18.11.2007
Illégitimité & responsabilité

Sceau médiéval de la Sorbonne, Paris
Par nature, un syndicat étudiant n'a pas de raison d'être puisque, en effet, l'objectif premier du syndicat -au sens littéral du terme- est de défendre les intêrets des gens qui entreprennent et font tourner l'outil de production, qu'ils soient aux commandes ou à l'exécution. Or, un étudiant est improductif au sens où il n'agit pas sur cet outil durant le temps où il se forme. S'il travaille par ailleurs pour financer ses études, il devient donc salarié et quitte temporairement son statut.
S'il peut préparer un diplôme c'est précisément parce que la société dans son ensemble, par le biais de l'Etat et des collectivités locales, investit dans son avenir.
Les gouvernements successifs exercent peut-être mal leur prérogatives, les méthodes employées sont peut-être discutables. Là n'est pas la question. L'existence d'un "syndicat" d'étudiant, plus ou moins affilié à telle ou telle mouvance politique que surcroît, est un non-sens. Par conséquent, lorsqu'il appelle à la grève, il est dans l'illégitimité.

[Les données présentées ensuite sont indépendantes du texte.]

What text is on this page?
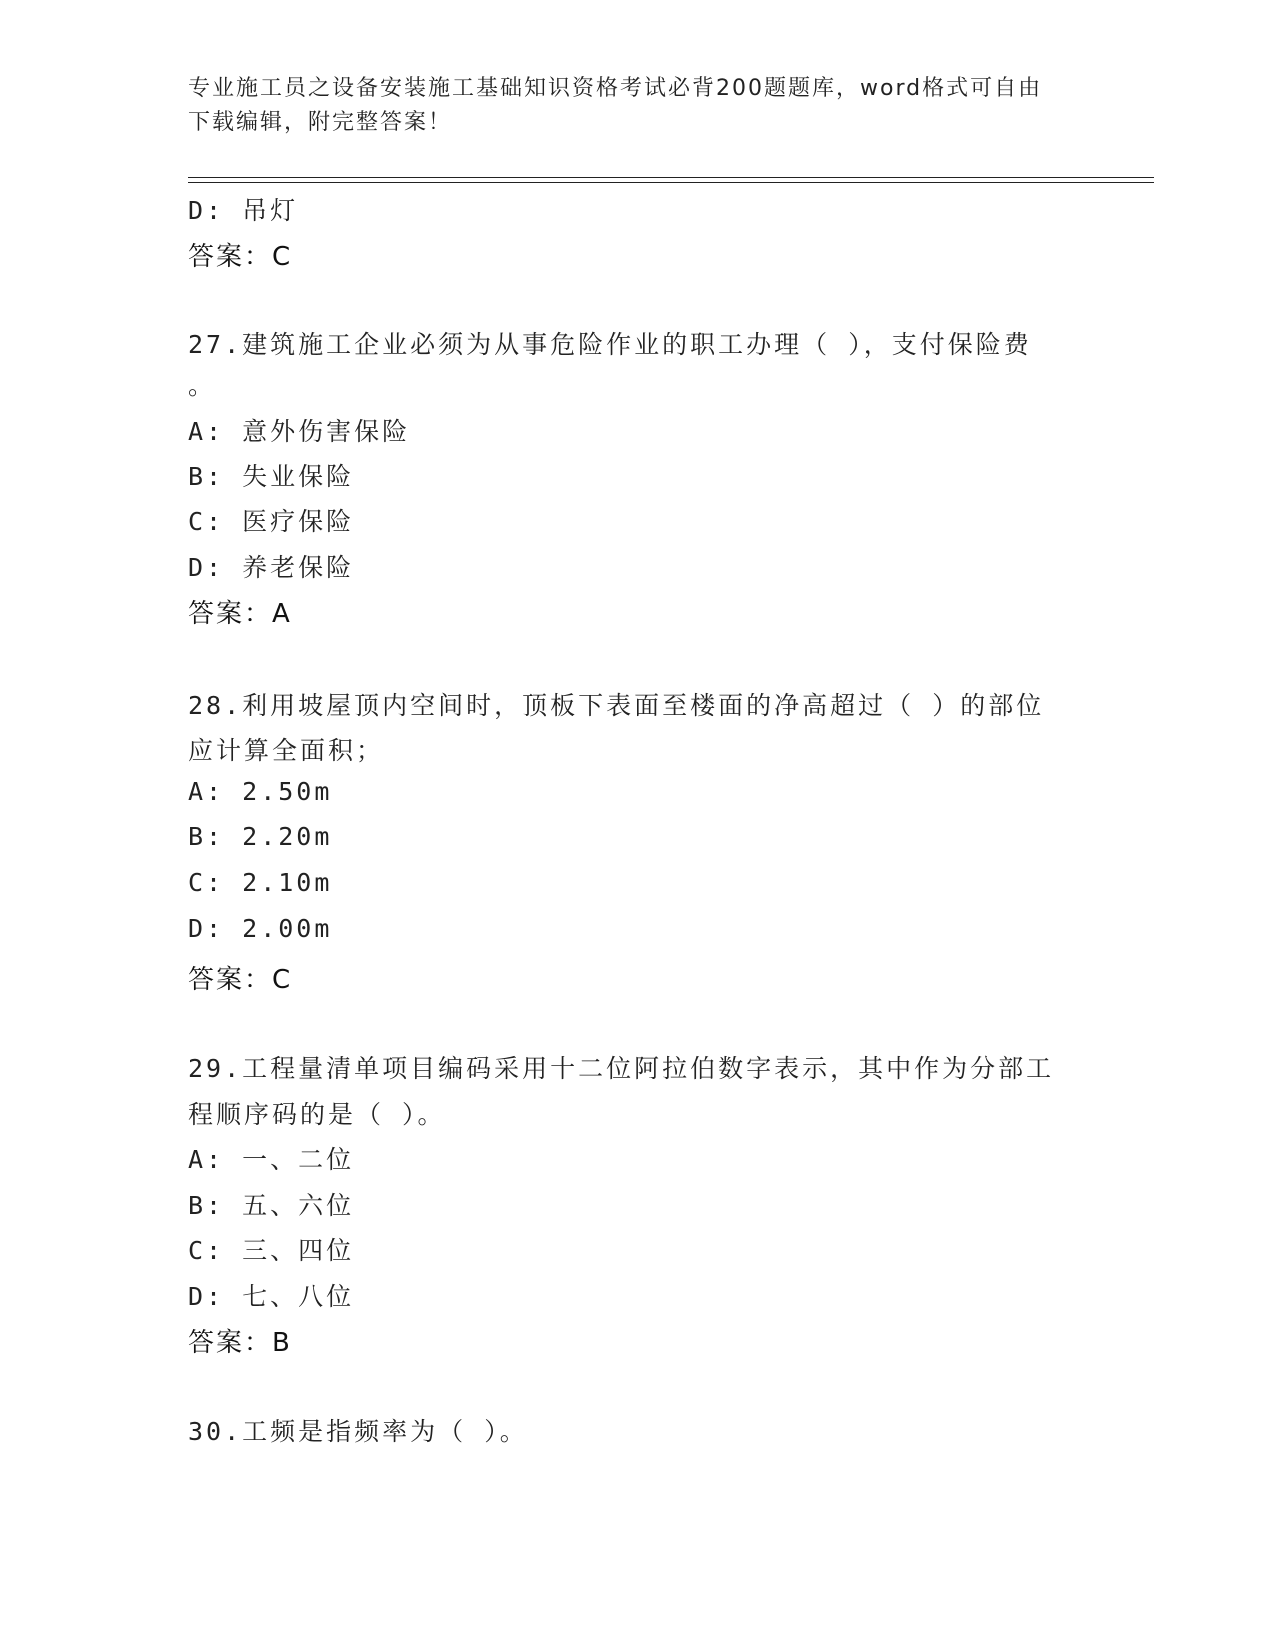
专业施工员之设备安装施工基础知识资格考试必背200题题库，word格式可自由
下载编辑，附完整答案！
D: 吊灯
答案：C
27.建筑施工企业必须为从事危险作业的职工办理（ ），支付保险费
。
A: 意外伤害保险
B: 失业保险
C: 医疗保险
D: 养老保险
答案：A
28.利用坡屋顶内空间时，顶板下表面至楼面的净高超过（ ）的部位
应计算全面积；
A: 2.50m
B: 2.20m
C: 2.10m
D: 2.00m
答案：C
29.工程量清单项目编码采用十二位阿拉伯数字表示，其中作为分部工
程顺序码的是（ ）。
A: 一、二位
B: 五、六位
C: 三、四位
D: 七、八位
答案：B
30.工频是指频率为（ ）。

Comment mettre en grève des personnes improductives (au sens économique du terme)? Et puis qu'est-ce que cela signifie dans les faits?
Refuser d'aller en cours pour défendre un point de vue politique est une chose qui n'engage quà titre individuel. Là où tout se complique c'est lorsqu'on se rend compte que cette posture n'est pas suffisante pour que l'on parle d'un mouvement de grogne.
Le premier visage de l'illégitimité se manifeste dans la volonté affichée de certains groupuscules d'empêcher le fonctionnement effectif des structures en bloquant les accès aux salles, par l'intimidation des étudiants non grévistes. En d'autre termes, si moi je décide d'une grève, vous devez tous me suivre.
Cette attitude de contrainte ne peut être défendable au même titre que celle qui consiste à dégrader le mobilier des établissements car il s'agit de fonds publics, d'un effort de l'ensemble de la collectivité. Or l'argent public a ceci de particulier qu'on ne peut y toucher sans avoir à rendre des comptes.
Illégitimité aussi dans l'expression du choix pseudo-démocratique. Le vote à main levée dans une assemblée bruyante et brouillonne n'est qu'une parodie au même titre que le serait une élection à l'applaudimètre. On lui fait dire ce que l'on veut sans réelle possibilité de contrôle.
Illégitimité enfin dans les revendications. Un gigantesque fourre-tout où l'on retrouve pêle-mêle des considérations sur la politique d'immigration, les désaccords sur la loi concernant l'autonomie universitaire, la défense des services publics, et caetera...
J'ai moi-même été étudiant, j'ai vécu et subi d'autres mouvements du genre en d'autres temps. A l'époque déjà, je m'y opposais.Non par conscience politique partisane mais au nom d'une certaine logique et d'une notion qui m'a toujours semblé capitale, celle de responsabilité.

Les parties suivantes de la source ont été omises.